For a while, I have wondered if pitch data could be used to estimate a player's walk and strikeout rates. At Fangraphs.com, they display the percentage rate for pitches swung at and hit inside and outside the strike zone for each player (O-Swing%,Z-SWing%,O-Contact%,Z-Contact%). Using multiple variate regression, I took the 4 variables (outside swing and miss, outside contact, strike zone swing and miss, strike zone contact) and compared them to strikeout and walk percentages.
For this first run, I looked all the qualified hitters (500 PAs) from 2009. For the strikeout percentage, I got a r-squared of 0.89 and a standard deviation of 2.0% on the difference from the projected and final values. For the walk percentage, I ended up with an r-squared of 0.63 and a standard deviation of 2.0 on the difference from the projected and final values.

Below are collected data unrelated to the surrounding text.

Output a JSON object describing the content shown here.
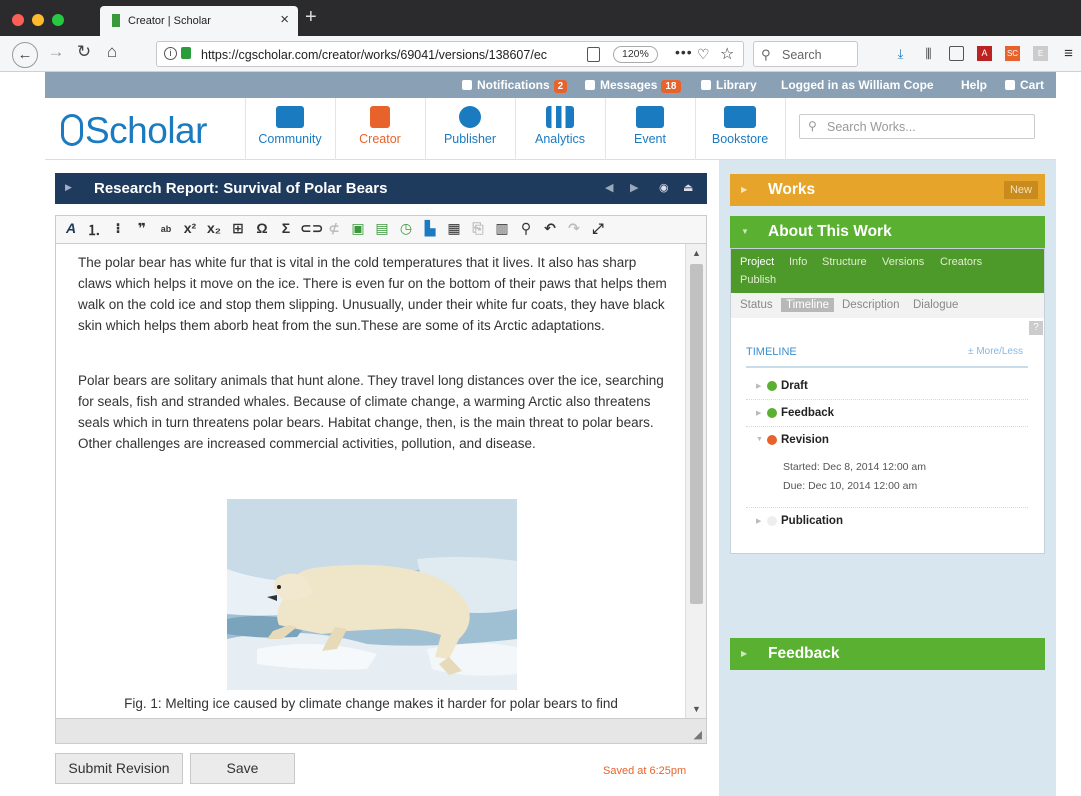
{
  "browser": {
    "tab_title": "Creator | Scholar",
    "tab_close": "×",
    "new_tab": "+",
    "url": "https://cgscholar.com/creator/works/69041/versions/138607/ec",
    "zoom": "120%",
    "search_placeholder": "Search"
  },
  "topbar": {
    "notifications_label": "Notifications",
    "notifications_count": "2",
    "messages_label": "Messages",
    "messages_count": "18",
    "library_label": "Library",
    "logged_in": "Logged in as William Cope",
    "help": "Help",
    "cart": "Cart"
  },
  "header": {
    "logo_text": "Scholar",
    "nav": {
      "community": "Community",
      "creator": "Creator",
      "publisher": "Publisher",
      "analytics": "Analytics",
      "event": "Event",
      "bookstore": "Bookstore"
    },
    "search_placeholder": "Search Works..."
  },
  "editor": {
    "doc_title": "Research Report: Survival of Polar Bears",
    "paragraph1": "The polar bear has white fur that is vital in the cold temperatures that it lives. It also has sharp claws which helps it move on the ice. There is even fur on the bottom of their paws that helps them walk on the cold ice and stop them slipping. Unusually, under their white fur coats, they have black skin which helps them aborb heat from the sun.These are some of its Arctic adaptations.",
    "paragraph2": "Polar bears are solitary animals that hunt alone. They travel long distances over the ice, searching for seals, fish and stranded whales. Because of climate change, a warming Arctic also threatens seals which in turn threatens polar bears. Habitat change, then, is the main threat to polar bears. Other challenges are increased commercial activities, pollution, and disease.",
    "caption": "Fig. 1: Melting ice caused by climate change makes it harder for polar bears to find",
    "submit_label": "Submit Revision",
    "save_label": "Save",
    "saved_status": "Saved at 6:25pm"
  },
  "sidebar": {
    "works_title": "Works",
    "new_label": "New",
    "about_title": "About This Work",
    "tabs": [
      "Project",
      "Info",
      "Structure",
      "Versions",
      "Creators",
      "Publish"
    ],
    "subtabs": [
      "Status",
      "Timeline",
      "Description",
      "Dialogue"
    ],
    "help": "?",
    "timeline_title": "TIMELINE",
    "more_less": "± More/Less",
    "timeline": {
      "draft": "Draft",
      "feedback": "Feedback",
      "revision": "Revision",
      "started": "Started: Dec 8, 2014 12:00 am",
      "due": "Due: Dec 10, 2014 12:00 am",
      "publication": "Publication"
    },
    "feedback_title": "Feedback"
  },
  "colors": {
    "brand_blue": "#1a7bc1",
    "creator_orange": "#e8632b",
    "works_gold": "#e6a42a",
    "about_green": "#5ab030",
    "doc_navy": "#1e3a5c"
  }
}
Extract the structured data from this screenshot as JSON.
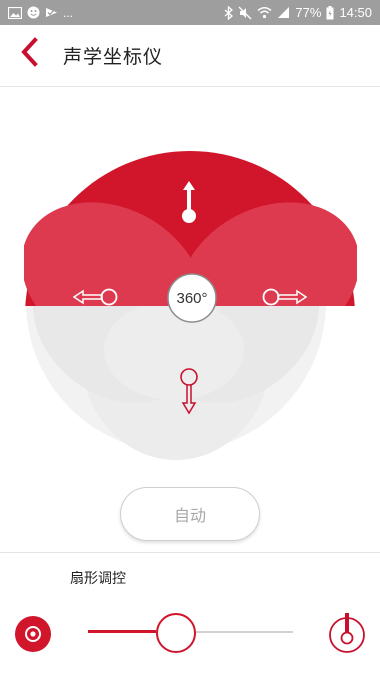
{
  "status_bar": {
    "dots": "...",
    "battery": "77%",
    "time": "14:50"
  },
  "header": {
    "title": "声学坐标仪",
    "back_icon": "chevron-left-icon"
  },
  "radar": {
    "center_label": "360°",
    "active_directions": [
      "up",
      "left",
      "right"
    ],
    "inactive_directions": [
      "down"
    ]
  },
  "auto_button": {
    "label": "自动"
  },
  "sector": {
    "label": "扇形调控",
    "slider_value": 0.43,
    "left_icon": "target-circle-icon",
    "right_icon": "mic-marker-icon"
  },
  "colors": {
    "accent": "#d1152b",
    "accent_dark": "#c8102e",
    "lobe_inactive": "#e6e6e6",
    "status_bar": "#9e9e9e"
  }
}
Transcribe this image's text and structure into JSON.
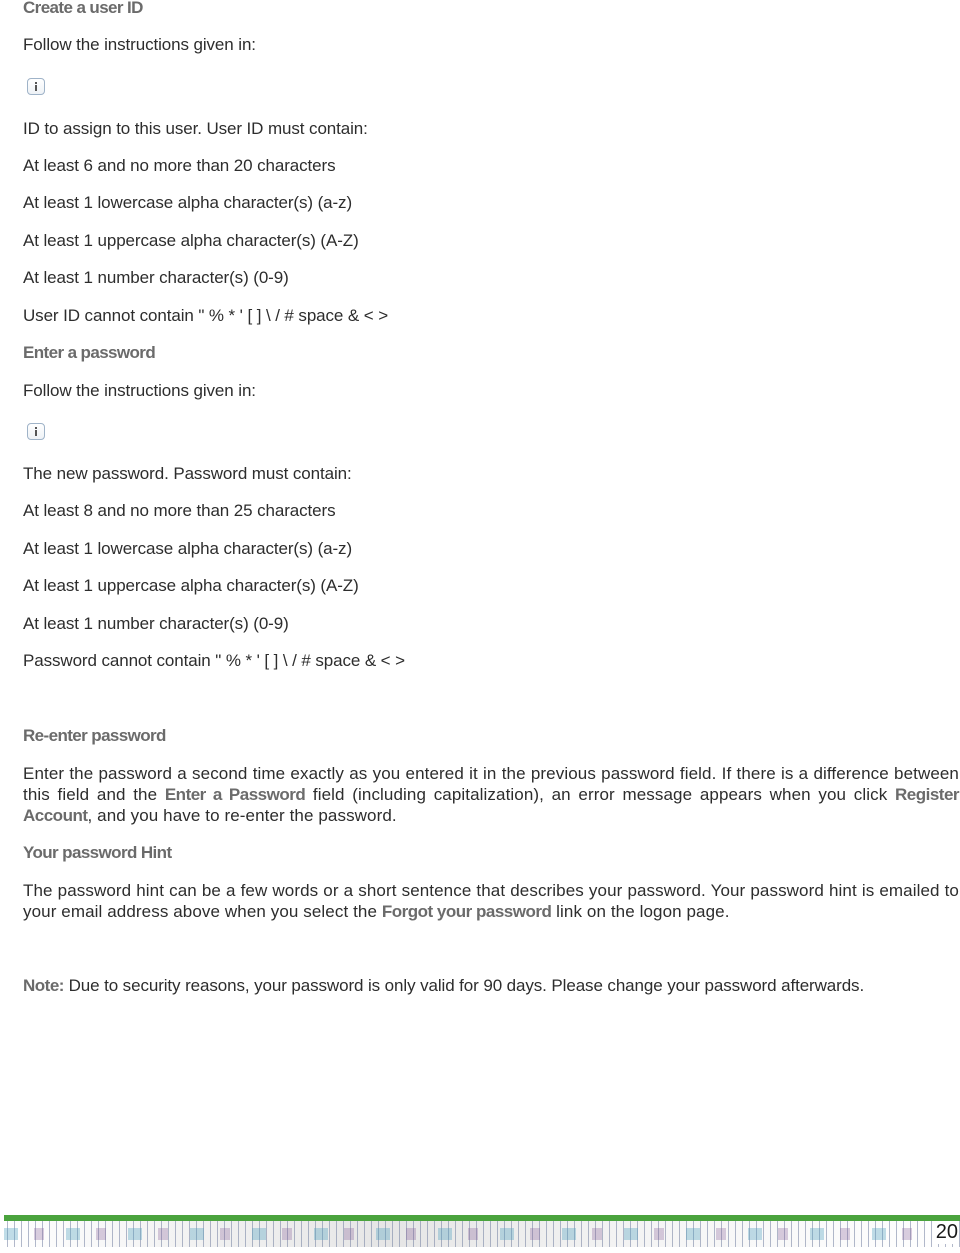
{
  "sections": {
    "user_id": {
      "heading": "Create a user ID",
      "follow": "Follow the instructions given in:",
      "info_icon": "info-icon",
      "intro": "ID to assign to this user. User ID must contain:",
      "rules": [
        "At least 6 and no more than 20 characters",
        "At least 1 lowercase alpha character(s) (a-z)",
        "At least 1 uppercase alpha character(s) (A-Z)",
        "At least 1 number character(s) (0-9)",
        "User ID cannot contain \" % * ' [ ] \\ / # space & < >"
      ]
    },
    "password": {
      "heading": "Enter a password",
      "follow": "Follow the instructions given in:",
      "info_icon": "info-icon",
      "intro": "The new password. Password must contain:",
      "rules": [
        "At least 8 and no more than 25 characters",
        "At least 1 lowercase alpha character(s) (a-z)",
        "At least 1 uppercase alpha character(s) (A-Z)",
        "At least 1 number character(s) (0-9)",
        "Password cannot contain \" % * ' [ ] \\ / # space & < >"
      ]
    },
    "reenter": {
      "heading": "Re-enter password",
      "text_1": "Enter the password a second time exactly as you entered it in the previous password field. If there is a difference between this field and the ",
      "term_1": "Enter a Password",
      "text_2": " field (including capitalization), an error message appears when you click ",
      "term_2": "Register Account",
      "text_3": ", and you have to re-enter the password."
    },
    "hint": {
      "heading": "Your password Hint",
      "text_1": "The password hint can be a few words or a short sentence that describes your password. Your password hint is emailed to your email address above when you select the ",
      "term_1": "Forgot your password",
      "text_2": " link on the logon page."
    },
    "note": {
      "label": "Note:",
      "text": " Due to security reasons, your password is only valid for 90 days. Please change your password afterwards."
    }
  },
  "footer": {
    "page_number": "20",
    "accent_color": "#4aa33d"
  }
}
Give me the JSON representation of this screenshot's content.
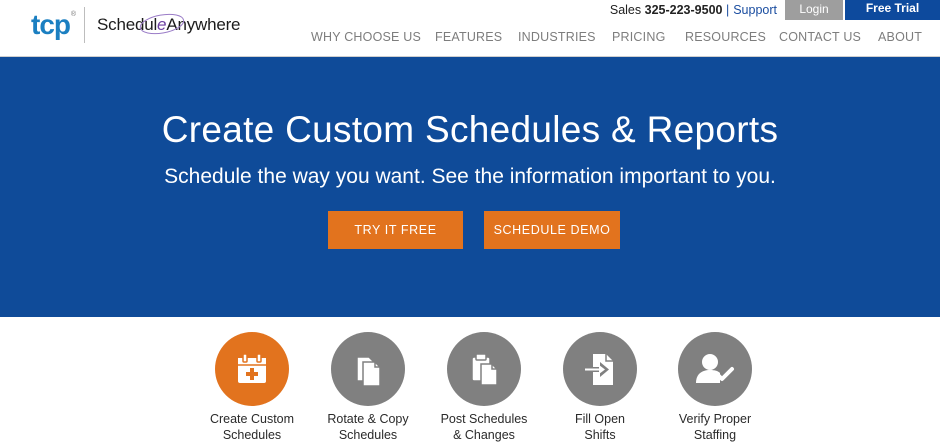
{
  "logo": {
    "tcp": "tcp",
    "tm": "®",
    "brand_pre": "Schedul",
    "brand_e": "e",
    "brand_post": "Anywhere"
  },
  "utility": {
    "sales_label": "Sales",
    "sales_phone": "325-223-9500",
    "separator": "|",
    "support": "Support",
    "login": "Login",
    "free_trial": "Free Trial"
  },
  "nav": [
    "WHY CHOOSE US",
    "FEATURES",
    "INDUSTRIES",
    "PRICING",
    "RESOURCES",
    "CONTACT US",
    "ABOUT"
  ],
  "hero": {
    "title": "Create Custom Schedules & Reports",
    "subtitle": "Schedule the way you want. See the information important to you.",
    "try_free": "TRY IT FREE",
    "schedule_demo": "SCHEDULE DEMO"
  },
  "features": [
    {
      "line1": "Create Custom",
      "line2": "Schedules",
      "icon": "calendar-plus-icon",
      "active": true
    },
    {
      "line1": "Rotate & Copy",
      "line2": "Schedules",
      "icon": "copy-documents-icon",
      "active": false
    },
    {
      "line1": "Post Schedules",
      "line2": "& Changes",
      "icon": "clipboard-post-icon",
      "active": false
    },
    {
      "line1": "Fill Open",
      "line2": "Shifts",
      "icon": "document-arrow-icon",
      "active": false
    },
    {
      "line1": "Verify Proper",
      "line2": "Staffing",
      "icon": "user-check-icon",
      "active": false
    }
  ],
  "colors": {
    "hero_bg": "#0f4b99",
    "accent_orange": "#e2731e",
    "trial_blue": "#0d4a9d",
    "login_gray": "#9e9e9e",
    "icon_gray": "#808080"
  }
}
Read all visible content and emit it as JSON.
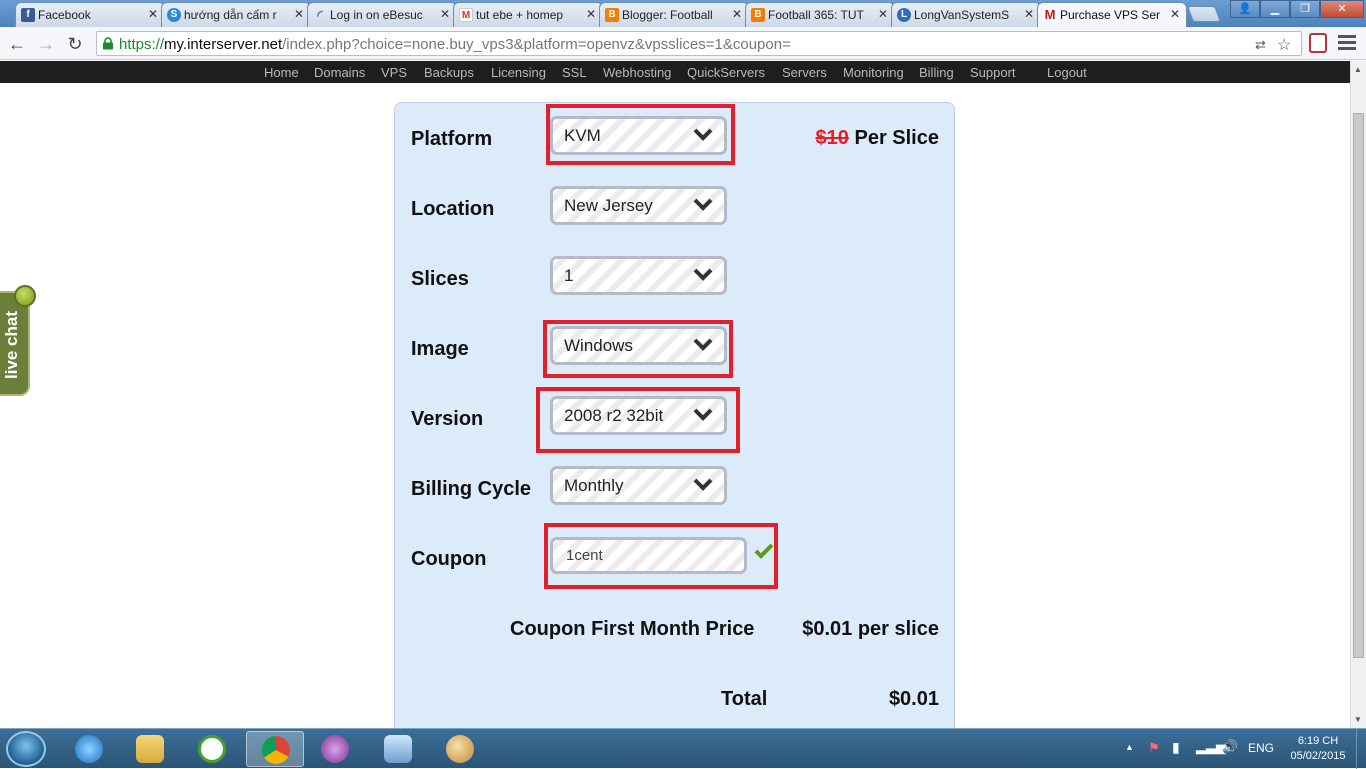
{
  "browser": {
    "tabs": [
      {
        "title": "Facebook",
        "favicon_color": "#3b5998",
        "favicon_glyph": "f"
      },
      {
        "title": "hướng dẫn cấm r",
        "favicon_color": "#2a88d9",
        "favicon_glyph": "S"
      },
      {
        "title": "Log in on eBesuc",
        "favicon_color": "#3d78c8",
        "favicon_glyph": "C"
      },
      {
        "title": "tut ebe + homep",
        "favicon_color": "#d93025",
        "favicon_glyph": "M"
      },
      {
        "title": "Blogger: Football",
        "favicon_color": "#f57d00",
        "favicon_glyph": "B"
      },
      {
        "title": "Football 365: TUT",
        "favicon_color": "#f57d00",
        "favicon_glyph": "B"
      },
      {
        "title": "LongVanSystemS",
        "favicon_color": "#2f6db5",
        "favicon_glyph": "L"
      },
      {
        "title": "Purchase VPS Ser",
        "favicon_color": "#c4161c",
        "favicon_glyph": "M"
      }
    ],
    "active_tab_index": 7,
    "url": {
      "scheme": "https://",
      "host": "my.interserver.net",
      "path": "/index.php?choice=none.buy_vps3&platform=openvz&vpsslices=1&coupon="
    }
  },
  "site_nav": [
    "Home",
    "Domains",
    "VPS",
    "Backups",
    "Licensing",
    "SSL",
    "Webhosting",
    "QuickServers",
    "Servers",
    "Monitoring",
    "Billing",
    "Support",
    "Logout"
  ],
  "form": {
    "platform": {
      "label": "Platform",
      "value": "KVM"
    },
    "price": {
      "old": "$10",
      "suffix": "Per Slice"
    },
    "location": {
      "label": "Location",
      "value": "New Jersey"
    },
    "slices": {
      "label": "Slices",
      "value": "1"
    },
    "image": {
      "label": "Image",
      "value": "Windows"
    },
    "version": {
      "label": "Version",
      "value": "2008 r2 32bit"
    },
    "billing": {
      "label": "Billing Cycle",
      "value": "Monthly"
    },
    "coupon": {
      "label": "Coupon",
      "value": "1cent"
    },
    "coupon_price": {
      "label": "Coupon First Month Price",
      "value": "$0.01 per slice"
    },
    "total": {
      "label": "Total",
      "value": "$0.01"
    }
  },
  "livechat": {
    "label": "live chat"
  },
  "taskbar": {
    "language": "ENG",
    "time": "6:19 CH",
    "date": "05/02/2015"
  },
  "colors": {
    "highlight": "#e2202c",
    "panel": "#dcebf9",
    "nav_bg": "#1e1e1e"
  }
}
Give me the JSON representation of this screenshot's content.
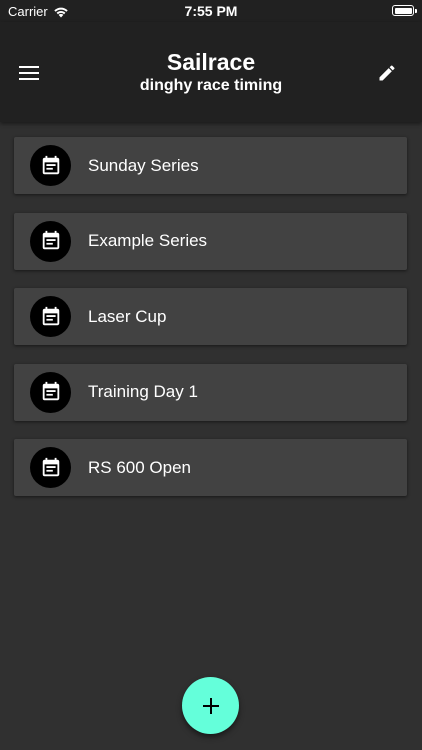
{
  "status_bar": {
    "carrier": "Carrier",
    "time": "7:55 PM"
  },
  "app_bar": {
    "title": "Sailrace",
    "subtitle": "dinghy race timing",
    "menu_icon": "menu-icon",
    "edit_icon": "pencil-icon"
  },
  "series": [
    {
      "label": "Sunday Series",
      "icon": "calendar-note-icon"
    },
    {
      "label": "Example Series",
      "icon": "calendar-note-icon"
    },
    {
      "label": "Laser Cup",
      "icon": "calendar-note-icon"
    },
    {
      "label": "Training Day 1",
      "icon": "calendar-note-icon"
    },
    {
      "label": "RS 600 Open",
      "icon": "calendar-note-icon"
    }
  ],
  "fab": {
    "icon": "plus-icon",
    "color": "#64ffda"
  },
  "colors": {
    "background": "#303030",
    "app_bar": "#212121",
    "card": "#424242",
    "accent": "#64ffda"
  }
}
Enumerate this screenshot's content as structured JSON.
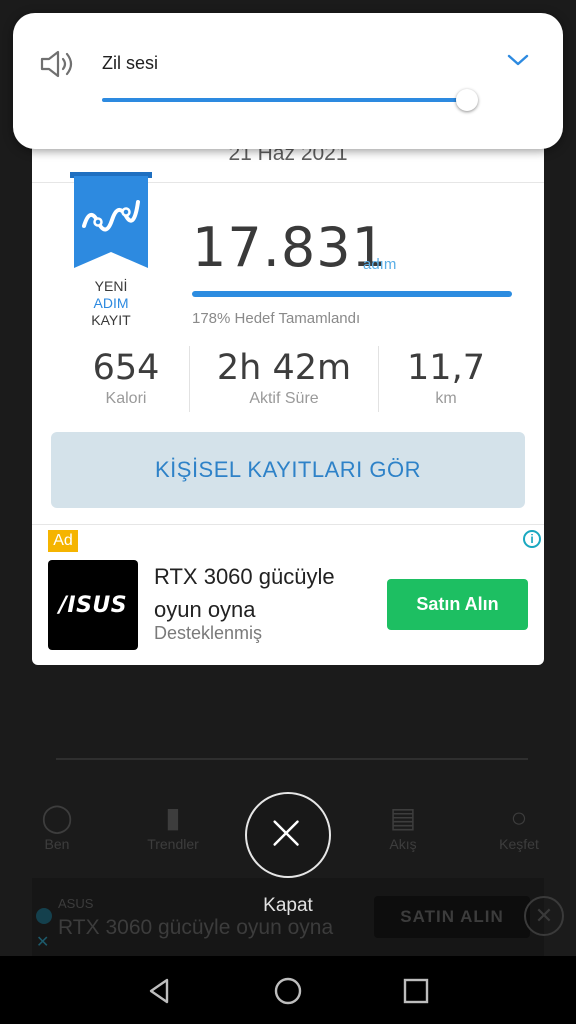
{
  "volume_panel": {
    "label": "Zil sesi",
    "level_percent": 96
  },
  "card": {
    "date": "21 Haz 2021",
    "badge": {
      "line1": "YENİ",
      "line2": "ADIM",
      "line3": "KAYIT"
    },
    "steps": "17.831",
    "steps_unit": "adım",
    "goal_text": "178% Hedef Tamamlandı",
    "goal_percent": 178,
    "stats": [
      {
        "value": "654",
        "label": "Kalori"
      },
      {
        "value": "2h 42m",
        "label": "Aktif Süre"
      },
      {
        "value": "11,7",
        "label": "km"
      }
    ],
    "records_button": "KİŞİSEL KAYITLARI GÖR"
  },
  "ad": {
    "badge": "Ad",
    "logo_text": "/ISUS",
    "title": "RTX 3060 gücüyle oyun oyna",
    "sponsored": "Desteklenmiş",
    "cta": "Satın Alın"
  },
  "close": {
    "label": "Kapat"
  },
  "background": {
    "nav": [
      "Ben",
      "Trendler",
      "Akış",
      "Keşfet"
    ],
    "ad_brand": "ASUS",
    "ad_text": "RTX 3060 gücüyle oyun oyna",
    "ad_cta": "SATIN ALIN"
  },
  "colors": {
    "accent": "#2d8ae0",
    "cta_green": "#1dbf62",
    "ad_badge": "#f5b400",
    "records_bg": "#d4e2ea"
  },
  "icons": [
    "speaker-icon",
    "chevron-down-icon",
    "ribbon-badge-icon",
    "info-icon",
    "close-icon",
    "back-icon",
    "home-icon",
    "recents-icon"
  ]
}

I went to look through this dataset and saw that some players had an actual much higher actual walk rate vice projected from a 6% to 8%. These players were all great hitters (Fielder, Pujols, A, Gonzalez) and it dawned that IBB was included in the walk rate and I needed to factor it in. I included a fifth variable in the walk calculations, IBB/PA and re-ran the regression. The results were much better. With an r-squared of 0.79 and the standard deviation of 0.15%. The highest percentage difference was 4% vice 8%. Here are the equations for estimating walk and strikeout rate:
SO% = ((-0.0407*O-Swing%)+(-0.2417 * Z-SWing%)+(-0.2429*O-Contact%)+(-0.8765*Z-Contact%) + 1.2885)*100%
BB% = ((-0.4134*O-Swing%)+(-0.0328*Z-SWing%)+(0.0216*O-Contact%)+(-0.2595*Z-Contact%)+ (1.7203*IBB per PA)+0.4217)*100%
Using these values, here are the players that I looked at the most deviate from the estimate and could be due for a correction in 2010:
Name | 2010 Team | 2009 Walk Rate | 2009 Estimated Walk Rate | Estimated – Actual |
Ichiro Suzuki | Mariners | 4.7% | 8.4% | 3.7% |
B.J. Upton | Rays | 9.1% | 11.9% | 2.8% |
Franklin Gutierrez | Mariners | 7.3% | 9.9% | 2.6% |
Jason Kubel | Twins | 9.7% | 12.0% | 2.3% |
Ben Zobrist | Rays | 15.2% | 11.8% | -3.4% |
Nick Swisher | Yankees | 16.0% | 12.5% | -3.5% |
Kosuke Fukudome | Cubs | 15.4% | 11.6% | -3.8% |
Nick Johnson | Yankees | 17.2% | 13.3% | -3.9% |
Name | 2010 Team | 2009 Strikeout Rate | 2009 Estimated Strikeout Rate | Estimated – Actual |
Brian Roberts | Orioles | 17.7% | 12.2% | -5.5% |
David Wright | Mets | 26.2% | 20.7% | -5.5% |
Alfonso Soriano | Cubs | 24.7% | 20.3% | -4.4% |
Kevin Youkilis | Red Sox | 25.5% | 21.2% | -4.3% |
Yadier Molina | Cardinals | 8.1% | 12.2% | 4.1% |
Hunter Pence | Astros | 18.6% | 23.0% | 4.4% |
Brandon Phillips | Reds | 12.8% | 17.2% | 4.4% |
Yunel Escobar | Braves | 11.7% | 16.5% | 4.8% |
I like the initial results and I am planning to add a few more years worth of data to get a better equation. I can see this formula being used to see if changes in walk and strike out rates is because of changes in plate discipline or just noise in the data.